For this problem, I start by determining likely time complexity (\(O(n \text{ log } n)\)) of the solution. Initially I wasn’t sure why the answer had to be returned mod 998244353, but from experimentation, the line graph (\(n\) nodes where the only edges are 1-2, 2-3, 3-4, 4-5, etc.) could produce a case with a very large value, and this made it likely this had some sort of dp solution. This is another case where I tried figuring out how the test cases worked first, and eventually we get to these notes:
From drawing this out, there begins to be a clearer solution, which I figured out in the following stages:
- The unique path from 1 to n is needed for the dp part of the step.

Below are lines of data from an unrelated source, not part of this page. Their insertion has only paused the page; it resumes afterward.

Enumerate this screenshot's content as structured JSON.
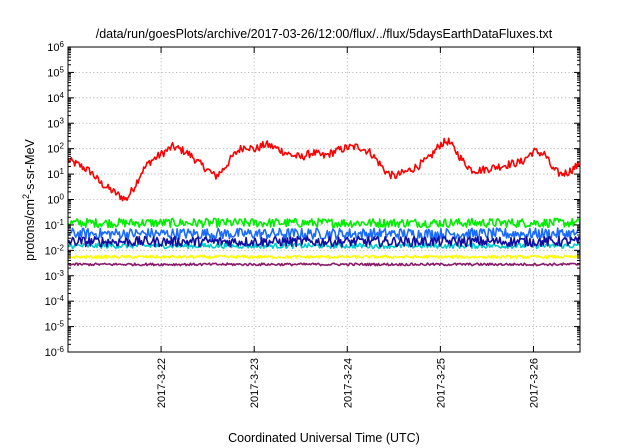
{
  "chart_data": {
    "type": "line",
    "title": "/data/run/goesPlots/archive/2017-03-26/12:00/flux/../flux/5daysEarthDataFluxes.txt",
    "xlabel": "Coordinated Universal Time (UTC)",
    "ylabel_base": "protons/cm",
    "ylabel_sup": "2",
    "ylabel_rest": "-s-sr-MeV",
    "yscale": "log",
    "ylim": [
      1e-06,
      1000000.0
    ],
    "xlim": [
      "2017-03-21 00:00",
      "2017-03-26 12:00"
    ],
    "grid": true,
    "legend": "none",
    "y_ticks": [
      {
        "value": 1e-06,
        "base": "10",
        "exp": "-6"
      },
      {
        "value": 1e-05,
        "base": "10",
        "exp": "-5"
      },
      {
        "value": 0.0001,
        "base": "10",
        "exp": "-4"
      },
      {
        "value": 0.001,
        "base": "10",
        "exp": "-3"
      },
      {
        "value": 0.01,
        "base": "10",
        "exp": "-2"
      },
      {
        "value": 0.1,
        "base": "10",
        "exp": "-1"
      },
      {
        "value": 1.0,
        "base": "10",
        "exp": "0"
      },
      {
        "value": 10.0,
        "base": "10",
        "exp": "1"
      },
      {
        "value": 100.0,
        "base": "10",
        "exp": "2"
      },
      {
        "value": 1000.0,
        "base": "10",
        "exp": "3"
      },
      {
        "value": 10000.0,
        "base": "10",
        "exp": "4"
      },
      {
        "value": 100000.0,
        "base": "10",
        "exp": "5"
      },
      {
        "value": 1000000.0,
        "base": "10",
        "exp": "6"
      }
    ],
    "x_ticks": [
      {
        "label": "2017-3-22",
        "date": "2017-03-22 00:00"
      },
      {
        "label": "2017-3-23",
        "date": "2017-03-23 00:00"
      },
      {
        "label": "2017-3-24",
        "date": "2017-03-24 00:00"
      },
      {
        "label": "2017-3-25",
        "date": "2017-03-25 00:00"
      },
      {
        "label": "2017-3-26",
        "date": "2017-03-26 00:00"
      }
    ],
    "series": [
      {
        "color": "#ff0000",
        "noise": 0.16,
        "points": [
          [
            "2017-03-21 00:00",
            35
          ],
          [
            "2017-03-21 03:00",
            22
          ],
          [
            "2017-03-21 06:00",
            12
          ],
          [
            "2017-03-21 08:00",
            5
          ],
          [
            "2017-03-21 10:00",
            3
          ],
          [
            "2017-03-21 13:00",
            1.5
          ],
          [
            "2017-03-21 15:00",
            1
          ],
          [
            "2017-03-21 17:00",
            3
          ],
          [
            "2017-03-21 19:00",
            12
          ],
          [
            "2017-03-21 21:00",
            30
          ],
          [
            "2017-03-22 00:00",
            60
          ],
          [
            "2017-03-22 03:00",
            120
          ],
          [
            "2017-03-22 06:00",
            80
          ],
          [
            "2017-03-22 08:00",
            50
          ],
          [
            "2017-03-22 10:00",
            25
          ],
          [
            "2017-03-22 12:00",
            15
          ],
          [
            "2017-03-22 14:00",
            8
          ],
          [
            "2017-03-22 16:00",
            15
          ],
          [
            "2017-03-22 18:00",
            40
          ],
          [
            "2017-03-22 20:00",
            90
          ],
          [
            "2017-03-22 22:00",
            130
          ],
          [
            "2017-03-23 00:00",
            90
          ],
          [
            "2017-03-23 03:00",
            150
          ],
          [
            "2017-03-23 06:00",
            100
          ],
          [
            "2017-03-23 09:00",
            60
          ],
          [
            "2017-03-23 12:00",
            45
          ],
          [
            "2017-03-23 15:00",
            70
          ],
          [
            "2017-03-23 18:00",
            50
          ],
          [
            "2017-03-23 21:00",
            80
          ],
          [
            "2017-03-24 00:00",
            110
          ],
          [
            "2017-03-24 03:00",
            120
          ],
          [
            "2017-03-24 06:00",
            70
          ],
          [
            "2017-03-24 08:00",
            30
          ],
          [
            "2017-03-24 10:00",
            12
          ],
          [
            "2017-03-24 12:00",
            8
          ],
          [
            "2017-03-24 15:00",
            12
          ],
          [
            "2017-03-24 18:00",
            20
          ],
          [
            "2017-03-24 21:00",
            40
          ],
          [
            "2017-03-25 00:00",
            150
          ],
          [
            "2017-03-25 02:00",
            200
          ],
          [
            "2017-03-25 04:00",
            80
          ],
          [
            "2017-03-25 06:00",
            30
          ],
          [
            "2017-03-25 08:00",
            15
          ],
          [
            "2017-03-25 10:00",
            14
          ],
          [
            "2017-03-25 12:00",
            16
          ],
          [
            "2017-03-25 15:00",
            20
          ],
          [
            "2017-03-25 18:00",
            25
          ],
          [
            "2017-03-25 21:00",
            30
          ],
          [
            "2017-03-26 00:00",
            80
          ],
          [
            "2017-03-26 03:00",
            60
          ],
          [
            "2017-03-26 05:00",
            15
          ],
          [
            "2017-03-26 07:00",
            10
          ],
          [
            "2017-03-26 09:00",
            12
          ],
          [
            "2017-03-26 11:00",
            20
          ],
          [
            "2017-03-26 12:00",
            25
          ]
        ]
      },
      {
        "color": "#00ee00",
        "noise": 0.18,
        "points": [
          [
            "2017-03-21 00:00",
            0.12
          ],
          [
            "2017-03-26 12:00",
            0.12
          ]
        ]
      },
      {
        "color": "#1a6cff",
        "noise": 0.22,
        "points": [
          [
            "2017-03-21 00:00",
            0.045
          ],
          [
            "2017-03-26 12:00",
            0.045
          ]
        ]
      },
      {
        "color": "#00cccc",
        "noise": 0.1,
        "points": [
          [
            "2017-03-21 00:00",
            0.015
          ],
          [
            "2017-03-26 12:00",
            0.015
          ]
        ]
      },
      {
        "color": "#1010a0",
        "noise": 0.2,
        "points": [
          [
            "2017-03-21 00:00",
            0.022
          ],
          [
            "2017-03-26 12:00",
            0.022
          ]
        ]
      },
      {
        "color": "#ffff00",
        "noise": 0.06,
        "points": [
          [
            "2017-03-21 00:00",
            0.0055
          ],
          [
            "2017-03-26 12:00",
            0.0055
          ]
        ]
      },
      {
        "color": "#8b1a6b",
        "noise": 0.05,
        "points": [
          [
            "2017-03-21 00:00",
            0.0028
          ],
          [
            "2017-03-26 12:00",
            0.0028
          ]
        ]
      }
    ]
  }
}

- Each node \(i\) in this unique path will have values \(A_i\) and \(B_i\) assigned to it representing the number of ways to reach this node by visiting it once or twice respectively.
- \(A_j = A_i + B_i\) if node \(j\) is the next node in the path after node \(i\). In node 1’s case, \(A_1 = 1\).
- \(B_i\) is dependent on the number of branching nodes that can be obtained by ignoring other nodes that would be in the path. This was observed in the testcase above, where \(x = 11\) and it just happens that if you ignore node 4, there are 11 other branching nodes from node 1.
- From this, \(B_i\) must equal the number of branching nodes multiplied by \(A_i\). I only figured the multiplication part after finding that without it, the code would return \(4\) on the 4th example when the answer is actually 5.
- Then the answer to this problem is \(A_n\).
This entire thought process came through after about 45 minutes.
Unsolved Problems
H: MEX Variation
Like with F, ordering of values does not matter. For this problem I spent around 40 minutes trying to devise some sort of dp equation, using the lowest frequency of a specific value in a chain and the minimum number of operations needed to change the MEX as keys. The part that complicated things for me is considering cases with multiple chains such as [0,0,0,0,0,0,0,5,5,5] which should have an answer of 4.
I: Tree Walk 3
Verbally this problem is similar to G, but that’s about where the similarities end. Most of the remaining time was on attempting H and from the solve statistics this problem is significantly harder. A part of me assumes there might be a tree dp idea for this as well, but post contest I am not really sure about this.
Contest Reflection
Based on recent contests the consistency I was having even problems roughly at the Division 2D level was rubbish, so retaining 2200 (6*) on CodeChef and actually going up in rating by 15 is a result that actually shows what I am capable of. Tree Walk 2 is a problem that would be about 1900-2000 on CodeForces from rough estimation, where as MEX Variation feels like it would be around 2200-2300. This contest did not have any penalty for wrong submissions, but it is worth noting that I wouldn’t have a penalty anyways if there was one.
Each of these CodeChef Starters contests take place on Wednesdays 6:30-8:30AM PST. Usually I have class at either 8AM or 9:30AM on Wednesdays; even in the 9:30AM case, it is unlikely I’d be doing CodeChef as it takes ~80-90 minutes to get to class when leaving at 8:30AM, and I unfortunately do not have the mental will to wake up at 5AM to arrive early on campus when I’m pretty sure most buildings aren’t even open. Even still, there are going to be exceptions to this, and I plan on competiting on the Starters contest on February 18th next. Even if I feel AtCoder and CodeForces tend to have better problem quality (another post to be written at some point as to why), the problems on CodeChef are useful here, most of the issue is just a lack of competitions at the absolute top level.